We have in the last week actually increased the known diversity of plant fossils on Antarctica in the Triassic. We have uncovered some brand new fossils we don’t really know much about. They are brand new to Antarctica. We have also discovered a tremendous amount of diversity of plant life in the Triassic, just for this locality alone. So this is a very important find here….some leaf fossils there, some Dicroidium here, I see a Ginkgo leaf there, so if you continue to break these layers open you might find more complete preservation of those leaves, and what we are seeing are just a little fragment of the leaves on the exteriors of these bedding plains here.
This is a piece of Triassic wood, and this one is really rare because you have the stem that is connected to the root; and that is pretty amazing. This is from a fossil forest that was just found yesterday actually, so it was really great. To actually find a forest, which is in situ, which means that’s where it was originally when it died, is extraordinary rare. This is one of about 37 these in situ trees at this forest – really incredible. A lot of them are pretty rotten out and that is really great for looking at the ecology, like what were they doing there, how did they die, how was the ecosystem back in the Mesozoic. And so, a really great find.
We really don’t have plants that exist at polar latitudes today: If you continue the current trend of climate change, we might see different ecosystems migrating in a northern hemisphere towards the North Pole. Bur we don’t understand exactly how that type of plant migration will occur, which plants will move northward, and what will happen to the ecosystems at more southerly altitudes. And so, the importance of these fossils in Antarctica is that they preserve that record of that plant community change, that plant migration – and that all is basically crystalized in the fossil record.
Our job, of course, is trying to reconstruct the plants. And as you can imagine, it is quite hard because this is pretty much like a salad or a compost heap. We have to use different characters of the plant to try to put the right plants together, the right parts. A little bit of detective work.
This is essentially a career. I mean you could spend your entire career, like decades of work on this; for example, this piece. You can look at this and you can cut it up and you can describe it anatomically, morphologically. You can give it a new species name. I can look at the microbial component of this. You can give this to a geochemist, and they can look at the chemistry of it so what was present here.
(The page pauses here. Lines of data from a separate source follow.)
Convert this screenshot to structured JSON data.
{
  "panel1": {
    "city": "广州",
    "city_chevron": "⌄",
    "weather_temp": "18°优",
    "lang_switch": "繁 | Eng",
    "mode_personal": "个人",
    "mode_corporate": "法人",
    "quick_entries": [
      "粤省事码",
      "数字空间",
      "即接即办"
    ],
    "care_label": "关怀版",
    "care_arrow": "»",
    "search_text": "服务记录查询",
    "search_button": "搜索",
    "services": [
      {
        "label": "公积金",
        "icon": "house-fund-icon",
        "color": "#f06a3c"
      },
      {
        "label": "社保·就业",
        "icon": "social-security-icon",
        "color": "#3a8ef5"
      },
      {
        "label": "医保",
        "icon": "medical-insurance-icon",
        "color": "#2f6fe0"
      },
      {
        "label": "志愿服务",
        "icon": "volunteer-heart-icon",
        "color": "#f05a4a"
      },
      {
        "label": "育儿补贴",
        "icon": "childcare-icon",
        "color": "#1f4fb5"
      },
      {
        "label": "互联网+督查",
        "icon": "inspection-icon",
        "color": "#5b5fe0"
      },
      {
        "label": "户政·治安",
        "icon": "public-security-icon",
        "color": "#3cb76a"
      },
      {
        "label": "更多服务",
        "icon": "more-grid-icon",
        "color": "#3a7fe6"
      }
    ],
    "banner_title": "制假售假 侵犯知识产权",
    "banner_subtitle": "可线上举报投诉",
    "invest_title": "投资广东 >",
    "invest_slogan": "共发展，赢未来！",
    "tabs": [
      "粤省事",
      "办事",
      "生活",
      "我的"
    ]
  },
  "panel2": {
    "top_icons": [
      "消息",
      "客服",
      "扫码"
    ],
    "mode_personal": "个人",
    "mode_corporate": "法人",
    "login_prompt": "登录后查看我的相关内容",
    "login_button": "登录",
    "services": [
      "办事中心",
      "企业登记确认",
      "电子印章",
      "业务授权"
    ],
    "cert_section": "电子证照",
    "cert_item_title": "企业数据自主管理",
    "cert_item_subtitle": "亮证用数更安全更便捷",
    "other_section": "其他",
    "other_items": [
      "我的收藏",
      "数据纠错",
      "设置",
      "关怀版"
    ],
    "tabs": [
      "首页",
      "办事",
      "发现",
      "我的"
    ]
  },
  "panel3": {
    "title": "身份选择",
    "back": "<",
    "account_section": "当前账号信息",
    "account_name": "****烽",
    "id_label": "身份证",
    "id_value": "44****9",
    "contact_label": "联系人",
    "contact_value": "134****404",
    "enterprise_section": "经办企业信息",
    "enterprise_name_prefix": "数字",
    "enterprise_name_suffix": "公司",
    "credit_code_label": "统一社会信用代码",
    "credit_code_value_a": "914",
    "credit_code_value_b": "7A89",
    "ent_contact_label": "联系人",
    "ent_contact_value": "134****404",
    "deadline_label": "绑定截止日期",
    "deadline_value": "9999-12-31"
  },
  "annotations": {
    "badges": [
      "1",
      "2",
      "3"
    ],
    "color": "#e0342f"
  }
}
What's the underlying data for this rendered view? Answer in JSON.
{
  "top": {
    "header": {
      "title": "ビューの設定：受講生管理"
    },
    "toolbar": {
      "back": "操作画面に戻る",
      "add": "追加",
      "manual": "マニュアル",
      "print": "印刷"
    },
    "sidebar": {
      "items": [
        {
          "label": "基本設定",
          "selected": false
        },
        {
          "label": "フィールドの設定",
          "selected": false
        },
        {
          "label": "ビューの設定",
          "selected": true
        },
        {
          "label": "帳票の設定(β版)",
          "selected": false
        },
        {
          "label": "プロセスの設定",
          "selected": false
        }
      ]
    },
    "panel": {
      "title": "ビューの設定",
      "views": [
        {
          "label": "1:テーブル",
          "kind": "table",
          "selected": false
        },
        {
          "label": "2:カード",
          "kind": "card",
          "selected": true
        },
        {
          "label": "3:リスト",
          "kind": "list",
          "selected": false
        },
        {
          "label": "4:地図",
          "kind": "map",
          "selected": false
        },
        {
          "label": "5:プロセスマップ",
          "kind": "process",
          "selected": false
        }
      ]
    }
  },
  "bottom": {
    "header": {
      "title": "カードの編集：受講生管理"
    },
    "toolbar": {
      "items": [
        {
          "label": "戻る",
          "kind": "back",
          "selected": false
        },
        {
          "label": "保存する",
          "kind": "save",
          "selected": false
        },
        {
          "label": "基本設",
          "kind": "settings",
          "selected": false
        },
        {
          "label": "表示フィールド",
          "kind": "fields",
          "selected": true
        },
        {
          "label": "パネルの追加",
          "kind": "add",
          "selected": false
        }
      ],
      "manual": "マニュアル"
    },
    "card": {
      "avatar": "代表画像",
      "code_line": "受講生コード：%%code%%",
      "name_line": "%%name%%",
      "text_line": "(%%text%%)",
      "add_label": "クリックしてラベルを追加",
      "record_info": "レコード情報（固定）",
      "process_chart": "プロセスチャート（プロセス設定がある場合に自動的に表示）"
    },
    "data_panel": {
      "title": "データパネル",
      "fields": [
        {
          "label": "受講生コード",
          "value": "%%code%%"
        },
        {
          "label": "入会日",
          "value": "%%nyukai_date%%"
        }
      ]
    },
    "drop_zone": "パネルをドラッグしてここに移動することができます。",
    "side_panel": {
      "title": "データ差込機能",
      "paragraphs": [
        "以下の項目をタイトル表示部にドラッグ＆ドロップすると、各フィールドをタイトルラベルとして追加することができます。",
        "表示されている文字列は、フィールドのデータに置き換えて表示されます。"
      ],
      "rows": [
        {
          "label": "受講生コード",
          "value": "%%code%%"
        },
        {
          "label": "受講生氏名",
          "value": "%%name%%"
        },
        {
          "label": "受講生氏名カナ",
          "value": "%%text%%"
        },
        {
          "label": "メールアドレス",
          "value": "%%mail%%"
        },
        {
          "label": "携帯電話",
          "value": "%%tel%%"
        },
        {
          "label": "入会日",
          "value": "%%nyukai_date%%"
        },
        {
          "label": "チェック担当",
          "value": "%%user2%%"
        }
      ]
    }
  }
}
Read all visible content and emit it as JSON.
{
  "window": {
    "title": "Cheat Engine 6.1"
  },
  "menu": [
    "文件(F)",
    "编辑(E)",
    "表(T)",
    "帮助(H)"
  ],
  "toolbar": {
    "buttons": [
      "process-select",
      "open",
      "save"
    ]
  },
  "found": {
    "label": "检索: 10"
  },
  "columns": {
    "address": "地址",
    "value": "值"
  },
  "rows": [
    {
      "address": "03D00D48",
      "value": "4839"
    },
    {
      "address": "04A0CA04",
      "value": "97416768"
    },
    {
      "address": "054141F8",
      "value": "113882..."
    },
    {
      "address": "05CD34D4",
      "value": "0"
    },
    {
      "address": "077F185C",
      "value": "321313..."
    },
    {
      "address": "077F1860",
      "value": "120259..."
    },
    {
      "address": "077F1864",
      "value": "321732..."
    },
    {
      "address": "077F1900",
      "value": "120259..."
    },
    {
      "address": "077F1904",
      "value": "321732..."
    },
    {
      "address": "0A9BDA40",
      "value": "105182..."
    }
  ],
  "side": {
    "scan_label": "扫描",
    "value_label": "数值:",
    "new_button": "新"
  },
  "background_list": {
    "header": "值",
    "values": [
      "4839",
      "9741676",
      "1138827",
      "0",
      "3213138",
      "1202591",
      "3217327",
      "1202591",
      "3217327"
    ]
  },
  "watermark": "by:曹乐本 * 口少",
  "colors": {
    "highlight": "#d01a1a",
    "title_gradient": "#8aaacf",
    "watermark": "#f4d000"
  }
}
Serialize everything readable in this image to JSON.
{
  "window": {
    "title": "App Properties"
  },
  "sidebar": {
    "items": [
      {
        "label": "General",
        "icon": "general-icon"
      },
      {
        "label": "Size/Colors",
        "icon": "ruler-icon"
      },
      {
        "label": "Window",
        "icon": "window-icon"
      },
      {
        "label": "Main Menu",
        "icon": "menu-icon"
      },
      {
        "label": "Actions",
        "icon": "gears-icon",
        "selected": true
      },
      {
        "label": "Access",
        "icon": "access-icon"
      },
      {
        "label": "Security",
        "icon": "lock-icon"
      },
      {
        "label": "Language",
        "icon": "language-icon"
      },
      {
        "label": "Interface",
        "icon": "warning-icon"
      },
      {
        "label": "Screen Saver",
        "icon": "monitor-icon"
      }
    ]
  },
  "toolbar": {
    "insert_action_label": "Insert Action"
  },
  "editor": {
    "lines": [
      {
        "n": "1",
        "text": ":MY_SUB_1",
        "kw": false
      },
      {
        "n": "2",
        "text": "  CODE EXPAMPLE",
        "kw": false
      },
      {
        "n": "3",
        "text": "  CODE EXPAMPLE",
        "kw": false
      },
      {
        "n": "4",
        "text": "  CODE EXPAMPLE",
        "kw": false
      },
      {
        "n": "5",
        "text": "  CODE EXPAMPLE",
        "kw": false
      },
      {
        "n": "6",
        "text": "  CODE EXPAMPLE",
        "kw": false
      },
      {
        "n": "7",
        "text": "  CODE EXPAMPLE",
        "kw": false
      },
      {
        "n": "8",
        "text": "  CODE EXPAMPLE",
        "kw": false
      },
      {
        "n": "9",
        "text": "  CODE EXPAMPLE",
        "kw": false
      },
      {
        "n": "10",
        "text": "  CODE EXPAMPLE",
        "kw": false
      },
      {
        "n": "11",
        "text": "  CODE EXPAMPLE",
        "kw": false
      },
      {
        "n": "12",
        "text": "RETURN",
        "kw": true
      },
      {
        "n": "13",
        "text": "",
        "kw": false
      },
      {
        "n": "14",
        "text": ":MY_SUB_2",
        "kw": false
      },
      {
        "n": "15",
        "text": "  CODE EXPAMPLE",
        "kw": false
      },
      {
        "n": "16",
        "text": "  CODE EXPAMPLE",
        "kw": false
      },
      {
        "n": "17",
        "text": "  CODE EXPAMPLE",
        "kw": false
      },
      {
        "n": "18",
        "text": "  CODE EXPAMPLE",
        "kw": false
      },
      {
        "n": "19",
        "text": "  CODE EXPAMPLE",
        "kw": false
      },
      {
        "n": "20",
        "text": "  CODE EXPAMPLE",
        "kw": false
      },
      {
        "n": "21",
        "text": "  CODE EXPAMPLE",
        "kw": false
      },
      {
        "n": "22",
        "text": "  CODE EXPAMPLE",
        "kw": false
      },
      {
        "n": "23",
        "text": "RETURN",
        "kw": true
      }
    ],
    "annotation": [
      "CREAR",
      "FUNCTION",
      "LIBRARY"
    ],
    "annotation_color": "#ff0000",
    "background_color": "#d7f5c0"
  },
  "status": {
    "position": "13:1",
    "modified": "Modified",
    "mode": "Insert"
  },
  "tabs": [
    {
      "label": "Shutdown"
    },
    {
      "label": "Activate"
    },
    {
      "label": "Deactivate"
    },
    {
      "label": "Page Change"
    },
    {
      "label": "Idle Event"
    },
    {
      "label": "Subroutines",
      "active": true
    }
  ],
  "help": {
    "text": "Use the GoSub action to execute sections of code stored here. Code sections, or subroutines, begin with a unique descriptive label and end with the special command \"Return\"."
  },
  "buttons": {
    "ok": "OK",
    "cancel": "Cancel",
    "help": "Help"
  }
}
You can give it to a sedimentary geologist and they can say, “This is how it was preserved; this is the type of landscape it was in.” So there is an entire multitude of questions that can come from just a single piece. And that’s the really incredible part of our job. You can answer just so many questions with this and probably things that we haven’t even thought of today. It just keeps on building. It never ends, and that is great.